For hepatitis B, HBV-DNA genotyping and mutation detection are also available, using methods such as: (1) qualitative and quantitative HBV-DNA testing to assess viral replication levels, primarily used for diagnosing chronic HBV infection, monitoring serum HBV-DNA levels, and evaluating antiviral treatment efficacy. (2) HBV genotype classification: commonly used methods include: ① genotype-specific primer PCR; ② restriction fragment length polymorphism analysis (RFLP); ③ linear probe reverse hybridization (INNO-LiPA); ④ PCR microplate nucleic acid hybridization enzyme-linked immunosorbent assay; ⑤ gene sequencing methods. However, currently, no HBV genotype kits have been officially approved by the State Food and Drug Administration (SFDA) in China.

(3) HBV drug resistance mutation detection: Common methods include: (1) HBV polymerase region gene sequence analysis; (2) restriction fragment length polymorphism analysis (RFLP); (3) fluorescent real-time PCR; (4) linear probe reverse hybridization, among others.

  1. Biochemical Tests (1) Serum ALT and AST levels generally reflect the extent of hepatocellular injury and are the most commonly used indicators. (2) Serum bilirubin levels correlate with the degree of hepatocellular necrosis; elevated levels often appear in severe hepatitis, but it is important to differentiate them from bilirubin elevation caused by intrahepatic or extrahepatic cholestasis. In patients with liver failure, serum bilirubin levels are often high and increase progressively, with daily increases exceeding 10 µmol/L; bilirubin may also show a separation from ALT and AST, indicating severe liver disease.

(3) Prothrombin time (PT) and prothrombin activity (PTA): PT is an important indicator of liver synthetic function, while PTA is a common way to express PT values, offering significant value for assessing disease progression and prognosis. A recent decline in PTA below 40% is one of the key diagnostic criteria for liver failure; values below 20% suggest a poor prognosis.

(4) Cholinesterase levels can reflect liver synthetic function and provide valuable insights into the severity of the disease and the monitoring of liver disease progression.

(5) Serum albumin reflects liver synthetic function; in patients with chronic hepatitis B, cirrhosis, or liver failure, serum albumin levels may decrease or globulin levels may increase, resulting in a reduced albumin-to-globulin ratio.
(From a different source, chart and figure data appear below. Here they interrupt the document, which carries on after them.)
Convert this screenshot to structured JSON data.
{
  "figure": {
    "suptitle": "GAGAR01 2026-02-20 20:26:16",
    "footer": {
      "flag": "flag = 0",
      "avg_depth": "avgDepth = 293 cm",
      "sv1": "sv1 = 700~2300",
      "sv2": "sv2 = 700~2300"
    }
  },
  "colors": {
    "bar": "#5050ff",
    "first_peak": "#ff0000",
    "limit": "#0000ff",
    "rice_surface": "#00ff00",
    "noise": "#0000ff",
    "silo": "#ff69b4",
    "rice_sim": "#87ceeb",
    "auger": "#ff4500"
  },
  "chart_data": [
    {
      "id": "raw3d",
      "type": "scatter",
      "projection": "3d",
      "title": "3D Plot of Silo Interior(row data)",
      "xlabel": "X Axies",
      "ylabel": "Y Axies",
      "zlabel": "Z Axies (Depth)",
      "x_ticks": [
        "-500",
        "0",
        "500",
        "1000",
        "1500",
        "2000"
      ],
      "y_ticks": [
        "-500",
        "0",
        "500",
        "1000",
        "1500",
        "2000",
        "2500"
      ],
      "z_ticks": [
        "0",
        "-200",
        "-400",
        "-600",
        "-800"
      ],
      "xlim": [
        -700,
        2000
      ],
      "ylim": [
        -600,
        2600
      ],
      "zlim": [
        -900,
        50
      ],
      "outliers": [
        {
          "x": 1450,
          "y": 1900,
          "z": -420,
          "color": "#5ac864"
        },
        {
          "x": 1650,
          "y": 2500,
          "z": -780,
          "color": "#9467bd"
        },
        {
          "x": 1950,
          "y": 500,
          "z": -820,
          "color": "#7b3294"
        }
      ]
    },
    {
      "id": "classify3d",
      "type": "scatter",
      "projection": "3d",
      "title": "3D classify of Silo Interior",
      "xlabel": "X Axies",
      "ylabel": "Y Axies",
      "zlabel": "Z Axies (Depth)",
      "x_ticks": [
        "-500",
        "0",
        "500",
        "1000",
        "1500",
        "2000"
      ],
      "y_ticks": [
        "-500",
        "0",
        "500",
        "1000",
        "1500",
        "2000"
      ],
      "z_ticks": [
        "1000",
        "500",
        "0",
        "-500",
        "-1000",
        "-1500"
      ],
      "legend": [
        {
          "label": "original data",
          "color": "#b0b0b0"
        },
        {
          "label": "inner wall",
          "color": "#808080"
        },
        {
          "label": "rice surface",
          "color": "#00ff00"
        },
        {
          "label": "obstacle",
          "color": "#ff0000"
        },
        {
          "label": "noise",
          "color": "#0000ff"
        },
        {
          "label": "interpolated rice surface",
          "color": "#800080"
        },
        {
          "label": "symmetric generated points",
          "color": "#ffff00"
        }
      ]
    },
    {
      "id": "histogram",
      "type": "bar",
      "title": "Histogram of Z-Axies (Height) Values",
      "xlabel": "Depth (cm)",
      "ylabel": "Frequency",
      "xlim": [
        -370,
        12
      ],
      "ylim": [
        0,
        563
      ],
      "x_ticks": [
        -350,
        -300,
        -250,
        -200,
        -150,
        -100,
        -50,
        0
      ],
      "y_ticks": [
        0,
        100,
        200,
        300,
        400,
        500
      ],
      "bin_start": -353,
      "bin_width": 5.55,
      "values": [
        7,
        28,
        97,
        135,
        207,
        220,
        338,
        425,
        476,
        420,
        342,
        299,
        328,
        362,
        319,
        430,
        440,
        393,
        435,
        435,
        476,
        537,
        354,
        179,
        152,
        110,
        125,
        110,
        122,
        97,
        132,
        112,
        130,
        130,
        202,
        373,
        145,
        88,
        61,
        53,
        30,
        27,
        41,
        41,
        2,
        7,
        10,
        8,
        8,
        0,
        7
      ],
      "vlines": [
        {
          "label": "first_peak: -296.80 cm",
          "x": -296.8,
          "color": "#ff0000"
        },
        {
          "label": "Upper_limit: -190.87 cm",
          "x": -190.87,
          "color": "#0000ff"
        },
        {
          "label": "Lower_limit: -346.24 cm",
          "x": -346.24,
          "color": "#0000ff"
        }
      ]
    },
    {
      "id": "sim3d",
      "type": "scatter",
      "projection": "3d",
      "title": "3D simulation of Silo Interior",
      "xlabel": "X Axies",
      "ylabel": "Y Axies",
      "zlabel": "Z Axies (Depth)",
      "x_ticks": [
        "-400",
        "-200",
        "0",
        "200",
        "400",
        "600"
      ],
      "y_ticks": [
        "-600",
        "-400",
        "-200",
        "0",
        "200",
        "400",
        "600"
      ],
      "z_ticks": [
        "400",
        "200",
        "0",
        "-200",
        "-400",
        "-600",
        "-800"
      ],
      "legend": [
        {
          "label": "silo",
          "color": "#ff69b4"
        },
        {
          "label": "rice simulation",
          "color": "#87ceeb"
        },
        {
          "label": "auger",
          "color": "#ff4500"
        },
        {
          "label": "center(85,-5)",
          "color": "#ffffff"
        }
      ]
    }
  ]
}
(6) Elevated alpha-fetoprotein (AFP) often suggests hepatocellular carcinoma (HCC), making it useful for monitoring HCC development; AFP elevation may also indicate hepatocellular regeneration following extensive hepatocellular necrosis, potentially aiding in prognosis assessment. However, it is important to consider the magnitude of AFP elevation, its duration, dynamic changes, and its relationship with ALT and AST, while combining these findings with the patient’s clinical presentation and imaging results such as ultrasound for comprehensive analysis. Liver biopsy is of great importance in differentiating chronic hepatitis and evaluating treatment efficacy, and is considered a gold standard.